Indian Army test fires yet another short range Ballistic Missile "Prithvi-II

Indian Army test fires yet another short range Ballistic Missile

BHUBANESWAR: Indian army on Wednesday flight tested short-range surface-to-surface ballistic missile Prithvi-II reconfirming its readiness to launch the weapon system in a short notice. Capable of hitting targets 350 km away, the missile has already been inducted in the armed forces.

Defence sources said mounted on a Mobile Tatra transporter-erector Launcher (MTL), the indigenously built sophisticated missile Prithvi-II was fired from the launching complex - III of the Integrated Test Range (ITR) off Odisha coast at about 11.35 am.

The test was conducted as part of user training exercise by the Strategic Forces Command (SFC) of the army with logistic support from Defence Research and Development Organisation (DRDO). The missile used for the test was picked up randomly from the assembly line.

"The mission met all mission objectives successfully. Carrying a dummy payload the missile covered the desired striking range before plunging into the sea at a predetermined splash-down point. The entire flight path of the missile was smooth in accordance with pre-decided coordinates. It travelled around 300 km in six minutes," informed the sources.
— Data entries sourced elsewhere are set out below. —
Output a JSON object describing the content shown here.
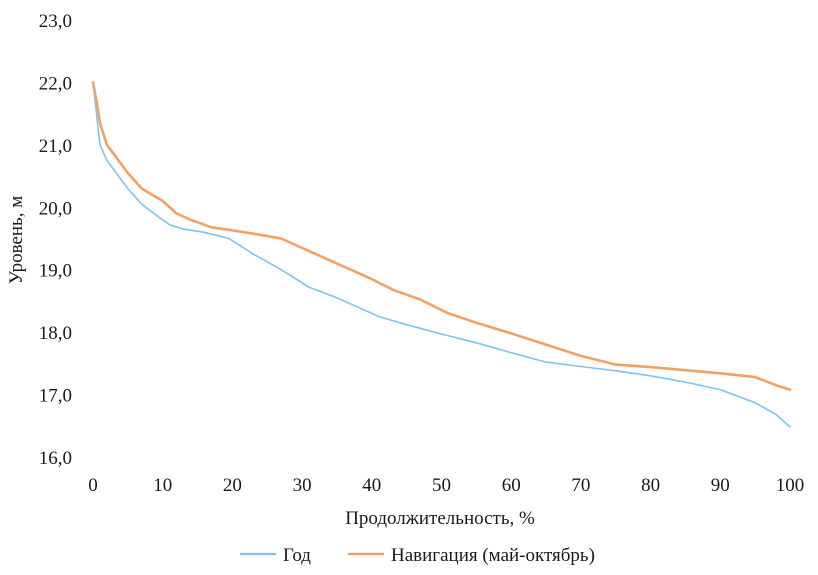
{
  "chart_data": {
    "type": "line",
    "xlabel": "Продолжительность, %",
    "ylabel": "Уровень, м",
    "xlim": [
      0,
      100
    ],
    "ylim": [
      16.0,
      23.0
    ],
    "x_ticks": [
      "0",
      "10",
      "20",
      "30",
      "40",
      "50",
      "60",
      "70",
      "80",
      "90",
      "100"
    ],
    "y_ticks": [
      "16,0",
      "17,0",
      "18,0",
      "19,0",
      "20,0",
      "21,0",
      "22,0",
      "23,0"
    ],
    "grid": false,
    "legend_position": "bottom",
    "series": [
      {
        "name": "Год",
        "color": "#7ec4ec",
        "points": [
          [
            0,
            22.0
          ],
          [
            0.5,
            21.5
          ],
          [
            1,
            21.0
          ],
          [
            2,
            20.75
          ],
          [
            3,
            20.6
          ],
          [
            5,
            20.3
          ],
          [
            7,
            20.05
          ],
          [
            9,
            19.88
          ],
          [
            11,
            19.72
          ],
          [
            13,
            19.65
          ],
          [
            16,
            19.6
          ],
          [
            19.5,
            19.5
          ],
          [
            23,
            19.25
          ],
          [
            27,
            19.0
          ],
          [
            31,
            18.72
          ],
          [
            35,
            18.55
          ],
          [
            38,
            18.4
          ],
          [
            41,
            18.25
          ],
          [
            45,
            18.12
          ],
          [
            50,
            17.97
          ],
          [
            55,
            17.83
          ],
          [
            60,
            17.67
          ],
          [
            65,
            17.52
          ],
          [
            70,
            17.45
          ],
          [
            75,
            17.38
          ],
          [
            80,
            17.3
          ],
          [
            85,
            17.2
          ],
          [
            90,
            17.08
          ],
          [
            95,
            16.87
          ],
          [
            98,
            16.68
          ],
          [
            100,
            16.48
          ]
        ]
      },
      {
        "name": "Навигация (май-октябрь)",
        "color": "#f0a265",
        "points": [
          [
            0,
            22.0
          ],
          [
            0.5,
            21.7
          ],
          [
            1,
            21.35
          ],
          [
            2,
            21.0
          ],
          [
            3,
            20.85
          ],
          [
            5,
            20.55
          ],
          [
            7,
            20.3
          ],
          [
            10,
            20.1
          ],
          [
            12,
            19.9
          ],
          [
            14,
            19.8
          ],
          [
            17,
            19.68
          ],
          [
            20,
            19.63
          ],
          [
            24,
            19.56
          ],
          [
            27,
            19.5
          ],
          [
            30,
            19.35
          ],
          [
            35,
            19.1
          ],
          [
            40,
            18.85
          ],
          [
            43,
            18.68
          ],
          [
            47,
            18.52
          ],
          [
            51,
            18.3
          ],
          [
            55,
            18.15
          ],
          [
            60,
            17.98
          ],
          [
            65,
            17.8
          ],
          [
            70,
            17.62
          ],
          [
            75,
            17.48
          ],
          [
            80,
            17.44
          ],
          [
            85,
            17.39
          ],
          [
            90,
            17.34
          ],
          [
            95,
            17.28
          ],
          [
            98,
            17.15
          ],
          [
            100,
            17.08
          ]
        ]
      }
    ]
  }
}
India has conducted tests of its three different weapon systems in three weeks. The user trial of Prithvi-II came after the successful launch of nuke-capable 700-km range Agni-I missile on Tuesday and first pre-induction trial of inter-continental range ballistic missile Agni-V from Abdul Kalam Island on January 18.

The nine-metre-long and one-meter thick missile, with a launch weight of 4.6 tonnes, is powered by liquid propellant. It can operate with both liquid as well as solid fuel. The missile has the capability to carry a payload of up to one tonne. The strike range of the sleek missile can be enhanced by reducing the weight of warhead.

Designed and developed by DRDO, the missile has been inducted with the 333-missile regiment of Indian Army. It can be taken close to the forward line over any kind of terrain. It dives at the target at an 80-degree angle and stops climbing when it reaches an altitude of 30 km.

A state-of-the-art inertial guidance system fitted with the missile provides reasonably good accuracy while the radar correlation terminal guidance system makes it more lethal. It can target mobile targets including unmanned aerial vehicles.

Prithvi was first tested in 1988 and inducted into the armed forces in 2002. At present, nearly 30 missiles are manufactured every year for all versions of the Prithvi. It was last test fired in June last year.